United States v. Alam, 960 F.3d 831 (6th Cir. 2020). A prisoner’s motion for compassionate release under § 3582(c)(1)(A) requires the prisoner to fully exhaust all administrative rights or wait 30 days after the warden’s receipt of the request. This requirement is a claim-processing rule, not a jurisdictional one, and the district court must enforce the rule if the government raises it.

United States v. Boulding, 960 F.3d 774 (6th Cir. 2020). Section 404(b) eligibility depends on the statute of conviction, not the defendant’s actual conduct. Eligible defendants are not entitled to plenary resentencing, but a court’s discretion to deny resentencing is not unlimited: an eligible defendant is entitled to an amended Guidelines calculation, renewed consideration of the § 3553(a) factors, and an opportunity to raise objections.

United States v. Snow, 967 F.3d 563 (6th Cir. 2020). Conspiracy to kill a person while engaged in a conspiracy to distribute 50 grams of cocaine base in violation of 18 U.S.C. § 848(e)(1)(A), is not a covered offense under § 404(b).

United States v. Williams, 972 F.3d 815 (6th Cir. 2020). In ruling on a defendant’s § 404(b) motion, the court erred when it failed to address the defendant’s post-conviction conduct.

United States v. Ruffin, 978 F.3d 1000 (6th Cir. 2020). The court did not abuse its discretion when it denied a motion for compassionate release. Even if a defendant meets the statutory requirements at 18 U.S.C. § 3582(c)(1)(A), a court must consider 18 U.S.C. § 3553(a) factors and may “deny relief if it finds that the ‘applicable’ [section] 3553(a) factors do not justify it.”

United States v. Jones, 980 F.3d 1098, (6th Cir. 2020). After the passage of the First Step Act of 2018, the policy statement at §1B1.13 applies only to compassionate release motions filed by the Director of the Bureau of Prisons, not those filed by defendants.

United States v. Henry, 983 F.3d 214 (6th Cir. 2020). Section 403 of the First Step Act, which eliminated stacking of contemporaneous 18 USC § 924(c) convictions, applies to a defendant facing a limited resentencing (due to an appeal on unrelated grounds) after the FSA was passed.

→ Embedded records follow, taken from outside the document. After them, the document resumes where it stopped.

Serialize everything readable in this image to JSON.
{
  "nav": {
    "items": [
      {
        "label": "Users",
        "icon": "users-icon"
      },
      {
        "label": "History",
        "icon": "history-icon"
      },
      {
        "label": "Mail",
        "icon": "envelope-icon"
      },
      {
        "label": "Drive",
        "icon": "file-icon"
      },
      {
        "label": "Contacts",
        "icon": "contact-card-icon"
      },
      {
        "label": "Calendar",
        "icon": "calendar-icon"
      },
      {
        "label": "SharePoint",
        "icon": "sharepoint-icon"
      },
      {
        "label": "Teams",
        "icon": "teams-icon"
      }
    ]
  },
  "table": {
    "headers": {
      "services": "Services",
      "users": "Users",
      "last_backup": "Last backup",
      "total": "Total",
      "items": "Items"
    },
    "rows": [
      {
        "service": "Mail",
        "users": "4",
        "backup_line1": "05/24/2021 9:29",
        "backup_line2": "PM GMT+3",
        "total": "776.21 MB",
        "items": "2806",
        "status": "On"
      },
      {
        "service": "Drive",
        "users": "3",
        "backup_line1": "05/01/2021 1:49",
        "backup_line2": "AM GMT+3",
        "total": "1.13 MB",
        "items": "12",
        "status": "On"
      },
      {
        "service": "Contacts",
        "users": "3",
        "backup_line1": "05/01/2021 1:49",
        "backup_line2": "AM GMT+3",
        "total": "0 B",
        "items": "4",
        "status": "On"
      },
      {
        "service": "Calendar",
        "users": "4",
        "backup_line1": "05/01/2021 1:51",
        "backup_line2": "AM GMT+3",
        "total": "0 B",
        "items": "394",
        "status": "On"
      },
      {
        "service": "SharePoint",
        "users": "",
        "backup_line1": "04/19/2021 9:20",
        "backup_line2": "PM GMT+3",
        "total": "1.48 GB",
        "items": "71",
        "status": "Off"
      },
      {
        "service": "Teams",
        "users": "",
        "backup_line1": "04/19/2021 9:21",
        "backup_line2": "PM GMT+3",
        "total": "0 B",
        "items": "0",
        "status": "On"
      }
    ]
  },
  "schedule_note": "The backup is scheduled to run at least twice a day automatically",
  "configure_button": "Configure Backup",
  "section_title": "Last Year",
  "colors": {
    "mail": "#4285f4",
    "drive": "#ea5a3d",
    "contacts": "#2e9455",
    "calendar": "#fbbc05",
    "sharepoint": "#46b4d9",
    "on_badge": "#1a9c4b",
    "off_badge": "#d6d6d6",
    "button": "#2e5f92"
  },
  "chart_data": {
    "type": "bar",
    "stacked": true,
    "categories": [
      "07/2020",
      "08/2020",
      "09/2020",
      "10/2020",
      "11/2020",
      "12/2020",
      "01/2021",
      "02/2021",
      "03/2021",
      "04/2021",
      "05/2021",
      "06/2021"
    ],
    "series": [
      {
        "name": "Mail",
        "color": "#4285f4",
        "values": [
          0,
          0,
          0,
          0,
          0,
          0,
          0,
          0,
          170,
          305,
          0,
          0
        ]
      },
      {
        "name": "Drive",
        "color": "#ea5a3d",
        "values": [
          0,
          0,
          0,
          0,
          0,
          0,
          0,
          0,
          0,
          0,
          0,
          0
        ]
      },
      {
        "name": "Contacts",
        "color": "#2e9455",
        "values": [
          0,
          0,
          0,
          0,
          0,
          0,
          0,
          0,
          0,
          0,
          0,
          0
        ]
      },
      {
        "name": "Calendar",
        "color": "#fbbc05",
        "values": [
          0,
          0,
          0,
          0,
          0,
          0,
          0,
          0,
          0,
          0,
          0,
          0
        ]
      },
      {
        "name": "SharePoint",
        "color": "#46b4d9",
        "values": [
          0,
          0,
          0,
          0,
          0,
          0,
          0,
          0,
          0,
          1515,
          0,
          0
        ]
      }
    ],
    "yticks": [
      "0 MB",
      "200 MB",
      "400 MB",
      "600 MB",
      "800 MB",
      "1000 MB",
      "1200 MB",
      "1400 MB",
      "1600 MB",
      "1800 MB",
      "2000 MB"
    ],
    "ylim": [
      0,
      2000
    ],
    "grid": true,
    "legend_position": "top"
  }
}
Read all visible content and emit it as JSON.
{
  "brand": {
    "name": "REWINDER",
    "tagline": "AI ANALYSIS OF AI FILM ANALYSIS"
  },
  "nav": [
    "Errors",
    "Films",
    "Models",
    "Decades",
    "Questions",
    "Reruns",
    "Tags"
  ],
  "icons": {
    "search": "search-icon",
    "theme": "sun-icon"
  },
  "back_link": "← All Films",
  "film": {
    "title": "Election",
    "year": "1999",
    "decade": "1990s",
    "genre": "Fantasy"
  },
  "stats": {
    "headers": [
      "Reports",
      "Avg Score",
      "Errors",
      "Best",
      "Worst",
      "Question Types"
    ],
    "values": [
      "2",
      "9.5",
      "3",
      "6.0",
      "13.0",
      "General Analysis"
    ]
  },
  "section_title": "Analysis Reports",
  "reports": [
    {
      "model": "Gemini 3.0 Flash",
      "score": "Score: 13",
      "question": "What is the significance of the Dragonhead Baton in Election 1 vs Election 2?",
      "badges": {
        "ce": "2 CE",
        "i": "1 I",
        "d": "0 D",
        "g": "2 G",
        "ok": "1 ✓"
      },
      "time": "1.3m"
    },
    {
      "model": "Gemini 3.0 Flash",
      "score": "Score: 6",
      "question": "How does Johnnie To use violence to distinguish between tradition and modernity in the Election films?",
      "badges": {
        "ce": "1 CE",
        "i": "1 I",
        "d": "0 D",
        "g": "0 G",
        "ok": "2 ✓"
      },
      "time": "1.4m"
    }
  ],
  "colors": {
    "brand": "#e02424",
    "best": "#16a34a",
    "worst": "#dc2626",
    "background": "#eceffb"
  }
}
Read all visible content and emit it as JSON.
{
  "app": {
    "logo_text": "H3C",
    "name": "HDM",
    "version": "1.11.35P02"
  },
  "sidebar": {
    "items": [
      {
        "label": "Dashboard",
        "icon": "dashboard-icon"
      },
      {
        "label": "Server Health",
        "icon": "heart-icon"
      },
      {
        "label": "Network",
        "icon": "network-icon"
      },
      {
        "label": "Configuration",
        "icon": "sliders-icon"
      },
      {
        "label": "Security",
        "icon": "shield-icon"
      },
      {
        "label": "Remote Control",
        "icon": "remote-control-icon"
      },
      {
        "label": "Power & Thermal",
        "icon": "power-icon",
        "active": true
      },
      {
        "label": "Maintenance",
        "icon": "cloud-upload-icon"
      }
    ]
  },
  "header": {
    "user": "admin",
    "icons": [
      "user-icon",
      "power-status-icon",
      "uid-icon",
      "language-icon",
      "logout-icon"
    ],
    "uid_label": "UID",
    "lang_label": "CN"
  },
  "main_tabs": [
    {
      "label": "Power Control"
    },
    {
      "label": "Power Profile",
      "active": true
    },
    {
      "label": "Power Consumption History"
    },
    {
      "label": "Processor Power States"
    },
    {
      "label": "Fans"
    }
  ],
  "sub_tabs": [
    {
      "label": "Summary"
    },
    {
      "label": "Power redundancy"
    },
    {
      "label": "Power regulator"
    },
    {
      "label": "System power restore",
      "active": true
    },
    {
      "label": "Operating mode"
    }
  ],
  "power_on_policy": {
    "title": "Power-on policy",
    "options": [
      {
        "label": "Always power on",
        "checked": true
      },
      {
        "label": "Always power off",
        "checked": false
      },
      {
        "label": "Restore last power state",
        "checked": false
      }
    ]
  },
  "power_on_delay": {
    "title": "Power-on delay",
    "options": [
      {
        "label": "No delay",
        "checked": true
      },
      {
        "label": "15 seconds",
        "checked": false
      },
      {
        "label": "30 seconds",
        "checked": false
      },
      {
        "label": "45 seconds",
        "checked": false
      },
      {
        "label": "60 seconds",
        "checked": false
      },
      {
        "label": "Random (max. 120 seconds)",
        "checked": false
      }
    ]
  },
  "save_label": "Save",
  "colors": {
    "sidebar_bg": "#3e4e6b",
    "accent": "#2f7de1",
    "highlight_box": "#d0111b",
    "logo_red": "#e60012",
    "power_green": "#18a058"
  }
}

United States v. Elias, 984 F.3d 516 (6th Cir. 2021). The combination of hypertension and COVID-19 was not an extraordinary and compelling reason for compassionate release. The CDC had not identified hypertension as a risk factor for severe COVID-19 complications, and the prison where the defendant was incarcerated had no COVID-19 cases.

United States v. Sherwood, 986 F.3d 951 (6th Cir. 2021). Because satisfying the policy statement at USSG §1B1.13 is no longer a requirement for compassionate release motions filed by the defendant, the court erred when it denied the defendant’s motion with a two-sentence order relying “exclusively” on the provision.

United States v. Navarro, 986 F.3d 668 (6th Cir. 2021). The court did not abuse its discretion by denying a compassionate release motion with a form order. It was clear that the court relied on the record, including the defendant’s “extensive criminal history—in addition to his repeated illegal reentries.”

United States v. Maxwell, 991 F.3d 685 (6th Cir. 2021). Section 404 of the First Step Act, which permits a court to reduce a sentence for a covered offense, does not entitle an eligible defendant to a plenary resentencing. A court, however, may use its discretion to consider subsequent legal and factual developments in balancing the § 3553(a) factors to assess whether, and to what extent, to modify a sentence.

United States v. Wills, 991 F.3d 720 (6th Cir. 2021). The First Step Act’s definition of “serious drug felony,” which determines whether a defendant is subject to an increased mandatory minimum for a drug trafficking offense, does not apply retroactively. The court therefore did not abuse its discretion when it found that the new, more favorable definition does not constitute extraordinary and compelling reasons justifying compassionate release.

United States v. Tomes, 990 F.3d 500 (6th Cir. 2021). When ruling on a defendant-filed motion for compassionate release, the court is not bound by the policy statement at §1B1.13, but the court may consider the policy statement along with other § 3553(a) factors.